What is it with body shaming? Is our world so full of material idiocy that we feel it’s okay to make others feel less human simply because of their natural traits? If that’s the case, then we suck.
But there’s hope. Last week, you may have read the story of 2015 Playboy Playmate of the Year Dani Mathers body shaming an unsuspecting woman at an LA Fitness gym in images she posted to Snapchat (below). Sadly, I’d never heard of the model until this despicable incident (and her career is definitely on life support now).
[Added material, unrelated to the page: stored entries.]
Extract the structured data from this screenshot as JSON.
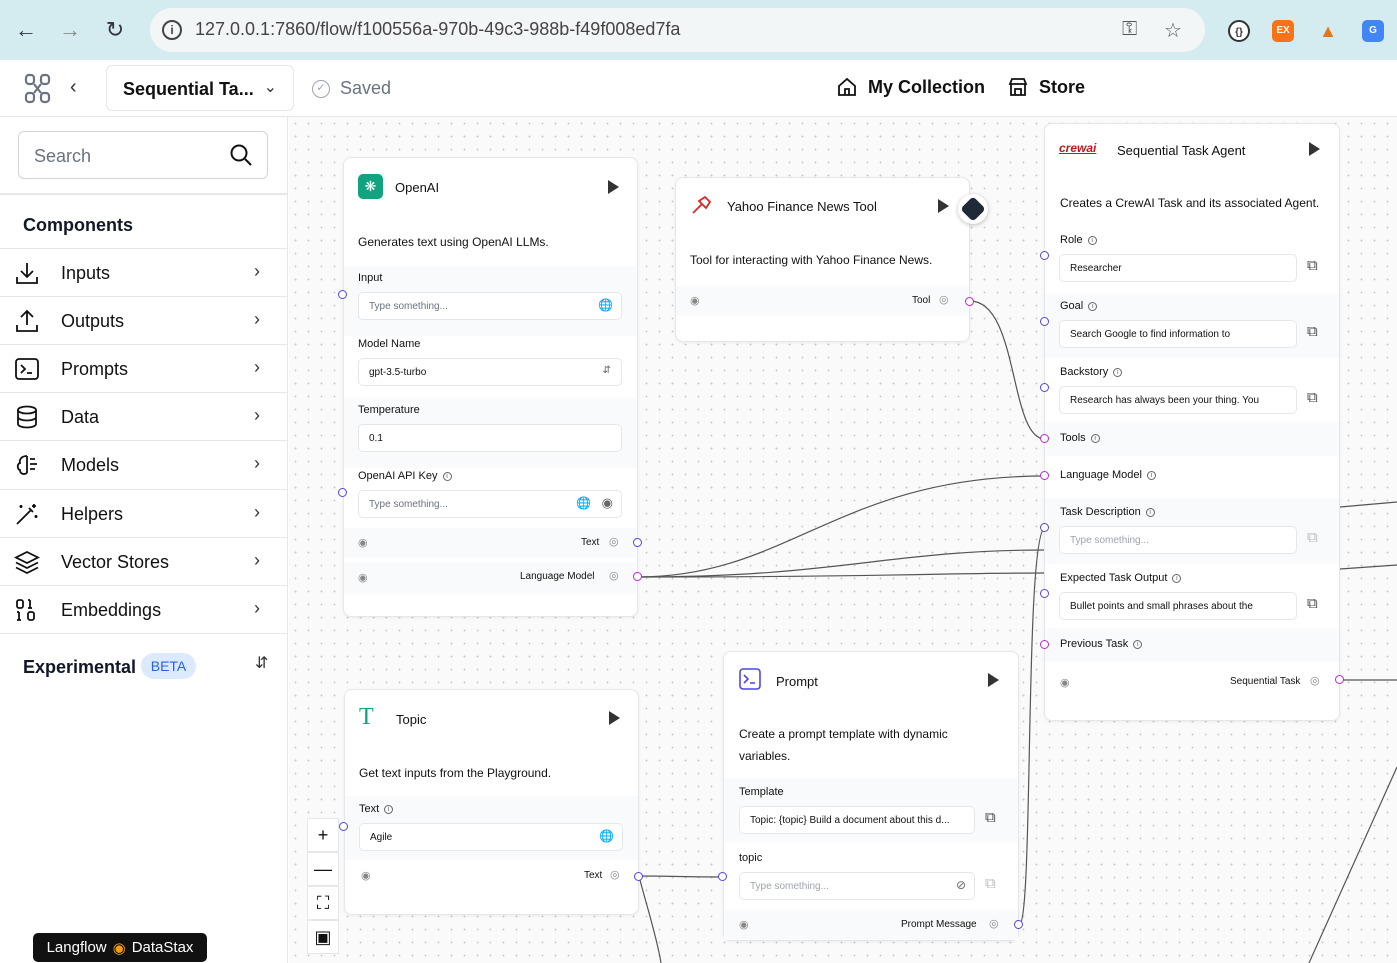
{
  "browser": {
    "url": "127.0.0.1:7860/flow/f100556a-970b-49c3-988b-f49f008ed7fa",
    "ext_ex": "EX"
  },
  "header": {
    "flow_name": "Sequential Ta...",
    "saved": "Saved",
    "my_collection": "My Collection",
    "store": "Store"
  },
  "sidebar": {
    "search_placeholder": "Search",
    "components_title": "Components",
    "items": [
      {
        "label": "Inputs",
        "icon": "download-icon"
      },
      {
        "label": "Outputs",
        "icon": "upload-icon"
      },
      {
        "label": "Prompts",
        "icon": "terminal-icon"
      },
      {
        "label": "Data",
        "icon": "database-icon"
      },
      {
        "label": "Models",
        "icon": "brain-icon"
      },
      {
        "label": "Helpers",
        "icon": "wand-icon"
      },
      {
        "label": "Vector Stores",
        "icon": "layers-icon"
      },
      {
        "label": "Embeddings",
        "icon": "binary-icon"
      }
    ],
    "experimental": "Experimental",
    "beta": "BETA"
  },
  "brand": {
    "left": "Langflow",
    "right": "DataStax"
  },
  "nodes": {
    "openai": {
      "title": "OpenAI",
      "description": "Generates text using OpenAI LLMs.",
      "input_label": "Input",
      "input_placeholder": "Type something...",
      "model_label": "Model Name",
      "model_value": "gpt-3.5-turbo",
      "temperature_label": "Temperature",
      "temperature_value": "0.1",
      "apikey_label": "OpenAI API Key",
      "apikey_placeholder": "Type something...",
      "out_text": "Text",
      "out_lm": "Language Model"
    },
    "yahoo": {
      "title": "Yahoo Finance News Tool",
      "description": "Tool for interacting with Yahoo Finance News.",
      "out_tool": "Tool"
    },
    "agent": {
      "title": "Sequential Task Agent",
      "logo_text": "crewai",
      "description": "Creates a CrewAI Task and its associated Agent.",
      "role_label": "Role",
      "role_value": "Researcher",
      "goal_label": "Goal",
      "goal_value": "Search Google to find information to",
      "backstory_label": "Backstory",
      "backstory_value": "Research has always been your thing. You",
      "tools_label": "Tools",
      "lm_label": "Language Model",
      "taskdesc_label": "Task Description",
      "taskdesc_placeholder": "Type something...",
      "expected_label": "Expected Task Output",
      "expected_value": "Bullet points and small phrases about the",
      "prev_label": "Previous Task",
      "out_seq": "Sequential Task"
    },
    "topic": {
      "title": "Topic",
      "description": "Get text inputs from the Playground.",
      "text_label": "Text",
      "text_value": "Agile",
      "out_text": "Text"
    },
    "prompt": {
      "title": "Prompt",
      "description": "Create a prompt template with dynamic variables.",
      "template_label": "Template",
      "template_value": "Topic: {topic} Build a document about this d...",
      "topic_label": "topic",
      "topic_placeholder": "Type something...",
      "out_msg": "Prompt Message"
    }
  },
  "colors": {
    "handle_blue": "#4f46e5",
    "handle_pink": "#c026d3",
    "openai_green": "#10a37f",
    "yahoo_red": "#dc2626",
    "beta_blue": "#2563eb"
  }
}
The outcry over the cruel post has been heated and well-deserved. Mathers was banned from all LA Fitness facilities (I’m now a fan of LA Fitness). She also was suspended from her job at the Southern California-based “Heidi and Frank” radio show on KLOS 95.5. She’s reportedly under criminal investigation by the Los Angeles police department for “disseminating private images.” The police are looking for the woman in the photos.
The model apologized but the damage has obviously been done. But perhaps the best part of the whole incident is that it’s brought other women out of the woodwork to defend someone they don’t even know, showing there is hope for humanity after all. And this particularly poignant Facebook post, below, from a Connecticut woman has gone viral. Nicole Henry took a snap of herself in a bikini and came to the defense of the unidentified victim.
“I started thinking about how fat people, like me, get judged solely by our outward appearance, and that really bothered me,” she said. “Yes, my body has rolls, and stretch marks, but my body is so much more than that. This body volunteered in a school in a slum in Africa and built houses with Habitat for Humanity in both the United States and Guatemala. I’m not asking you to think I’m beautiful, or to admire the things I have done. I am asking you to realize that there is more to a person than what their body looks like.”
Boom. Just be who you are. Let others be who they are. And the world can again be a beautiful place.